4. İdarenin kıyı-kenar çizgisi çalışmalarında, o yere ilişkin kamu görevlilerince önceden oluşturulmuş komisyon çalışmalarını içerir kayıt ve belgeler getirtilmeli, bunlardaki verilerle, Mahkemece kıyı-kenar çizgisi oluşturmak için bilirkişilerce yapılan çalışmalarda elde edilen veri ve bulguların örtüşmemesi durumunda, bunun nedenleri hakkında bilirkişilerden bilimsel gerekçelere ve maddi bulgulara dayalı, doyurucu ve denetime açık ek rapor alınmalıdır. Başka bir anlatımla, eldeki uyuşmazlıkta idari saptamalardan takdiri delil olarak yararlanılması zorunludur. Yargıtay Hukuk Genel Kurulunun 26.06.2003 tarihli ve 97/110 sayılı kararı da bu doğrultudadır. Yapılacak bu araştırmalarla dava konusu taşınmazın kıyı-kenar çizgisinin hangi tarafında kaldığı duraksamaya yer vermeyecek şekilde belirlendikten sonra oluşacak durum, dosya içeriği, iddia ve savunma doğrultusunda toplanan diğer tüm deliller birlikte tartışılıp değerlendirilerek uyuşmazlık hakkında bir karar verilmesi gerekir.

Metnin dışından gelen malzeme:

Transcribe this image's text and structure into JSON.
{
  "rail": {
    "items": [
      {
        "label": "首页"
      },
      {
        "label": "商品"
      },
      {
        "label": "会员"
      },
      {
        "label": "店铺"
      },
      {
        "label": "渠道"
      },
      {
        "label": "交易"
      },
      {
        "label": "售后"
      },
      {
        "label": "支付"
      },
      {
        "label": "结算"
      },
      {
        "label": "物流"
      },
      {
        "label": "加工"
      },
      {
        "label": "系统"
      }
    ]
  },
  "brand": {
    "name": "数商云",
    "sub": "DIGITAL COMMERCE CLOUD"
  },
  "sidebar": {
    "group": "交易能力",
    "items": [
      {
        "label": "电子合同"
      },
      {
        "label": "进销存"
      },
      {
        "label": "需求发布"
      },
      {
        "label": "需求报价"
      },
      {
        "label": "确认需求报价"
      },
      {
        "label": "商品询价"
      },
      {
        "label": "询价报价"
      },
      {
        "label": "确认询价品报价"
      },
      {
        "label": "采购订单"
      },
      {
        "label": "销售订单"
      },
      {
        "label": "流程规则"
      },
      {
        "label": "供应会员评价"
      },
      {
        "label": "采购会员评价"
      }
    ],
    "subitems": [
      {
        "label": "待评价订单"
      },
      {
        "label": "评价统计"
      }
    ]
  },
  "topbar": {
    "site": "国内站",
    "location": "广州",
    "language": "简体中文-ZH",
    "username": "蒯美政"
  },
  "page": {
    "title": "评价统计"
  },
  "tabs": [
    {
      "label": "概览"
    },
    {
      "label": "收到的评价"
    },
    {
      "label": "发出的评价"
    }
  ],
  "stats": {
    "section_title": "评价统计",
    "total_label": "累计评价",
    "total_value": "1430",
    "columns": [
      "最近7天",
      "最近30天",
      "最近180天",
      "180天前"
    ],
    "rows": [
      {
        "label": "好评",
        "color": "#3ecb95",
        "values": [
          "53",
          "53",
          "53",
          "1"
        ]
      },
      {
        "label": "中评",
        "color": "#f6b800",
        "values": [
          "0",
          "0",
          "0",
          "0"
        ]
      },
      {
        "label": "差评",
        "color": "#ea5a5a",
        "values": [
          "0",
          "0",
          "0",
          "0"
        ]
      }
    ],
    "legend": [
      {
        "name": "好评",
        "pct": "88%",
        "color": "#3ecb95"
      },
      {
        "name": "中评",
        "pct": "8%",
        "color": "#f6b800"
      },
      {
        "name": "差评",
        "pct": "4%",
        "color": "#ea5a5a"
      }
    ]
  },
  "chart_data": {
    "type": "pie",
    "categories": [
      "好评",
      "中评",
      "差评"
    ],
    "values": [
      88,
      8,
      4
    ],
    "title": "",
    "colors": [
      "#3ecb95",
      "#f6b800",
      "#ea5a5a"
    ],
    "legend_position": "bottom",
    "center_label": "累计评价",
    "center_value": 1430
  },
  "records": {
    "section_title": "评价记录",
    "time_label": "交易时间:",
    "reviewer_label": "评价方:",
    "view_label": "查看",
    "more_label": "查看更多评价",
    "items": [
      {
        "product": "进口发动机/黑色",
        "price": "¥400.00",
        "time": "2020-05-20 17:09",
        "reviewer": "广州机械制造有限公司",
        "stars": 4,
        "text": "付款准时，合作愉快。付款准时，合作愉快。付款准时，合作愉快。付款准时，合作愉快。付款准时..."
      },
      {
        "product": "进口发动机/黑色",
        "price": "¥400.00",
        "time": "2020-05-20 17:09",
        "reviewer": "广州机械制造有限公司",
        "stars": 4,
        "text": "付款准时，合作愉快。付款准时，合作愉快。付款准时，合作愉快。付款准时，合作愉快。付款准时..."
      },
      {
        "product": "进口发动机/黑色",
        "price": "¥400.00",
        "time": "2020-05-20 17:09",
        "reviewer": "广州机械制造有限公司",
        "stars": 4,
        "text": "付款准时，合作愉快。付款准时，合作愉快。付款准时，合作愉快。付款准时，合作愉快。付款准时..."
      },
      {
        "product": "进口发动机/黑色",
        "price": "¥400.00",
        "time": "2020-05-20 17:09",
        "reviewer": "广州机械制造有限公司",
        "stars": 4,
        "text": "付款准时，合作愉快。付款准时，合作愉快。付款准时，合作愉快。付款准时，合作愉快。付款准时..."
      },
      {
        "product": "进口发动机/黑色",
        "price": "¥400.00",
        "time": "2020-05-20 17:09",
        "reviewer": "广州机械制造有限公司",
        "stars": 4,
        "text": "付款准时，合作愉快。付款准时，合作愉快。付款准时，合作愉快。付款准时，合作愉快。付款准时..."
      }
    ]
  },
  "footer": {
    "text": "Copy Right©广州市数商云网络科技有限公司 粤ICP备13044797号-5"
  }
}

5. Somut olaya gelince; Mahkemece dava konusu taşınmazın 5,86 m2'lik kısmının kıyı-kenar çizgisi içerisinde kaldığı gerekçesiyle yazılı şekilde karar verilmiş ise de yapılan araştırma ve inceleme hüküm kurmak için yeterli bulunmamaktadır. Şöyle ki, jeolog bilirkişiler tarafından hazırlanan heyet raporunda dava konusu taşınmazın güney kısmının yüksek duvarla çevrili olduğundan denizel hareketin parsel içerisindeki güncel ilerleyişinin engellendiğine, ancak söz konusu taşınmaz ile batısında bulunan 104 parsel arasından geçmekte olan yolda yapılan incelemede denizel hareketin karasal yönde ilerlemesinin net olarak görüldüğüne, zemin farklılıkları rahatlıkla ayırt edilebildiğinden gözlem çukuru açılmasına gerek görülmediğine değinilmiş, dava konusu taşınmaz civarındaki yapılaşmaya ve denizin kıyıda yığmış olduğu malzeme miktarına bağlı olarak kıyı-kenar çizgisini belirlediklerinden bahsedilerek yeni kıyı-kenar çizgisi tespit edilmiş ise de alınan raporların yeterli ve hükme elverişli olmadığı anlaşılmaktadır.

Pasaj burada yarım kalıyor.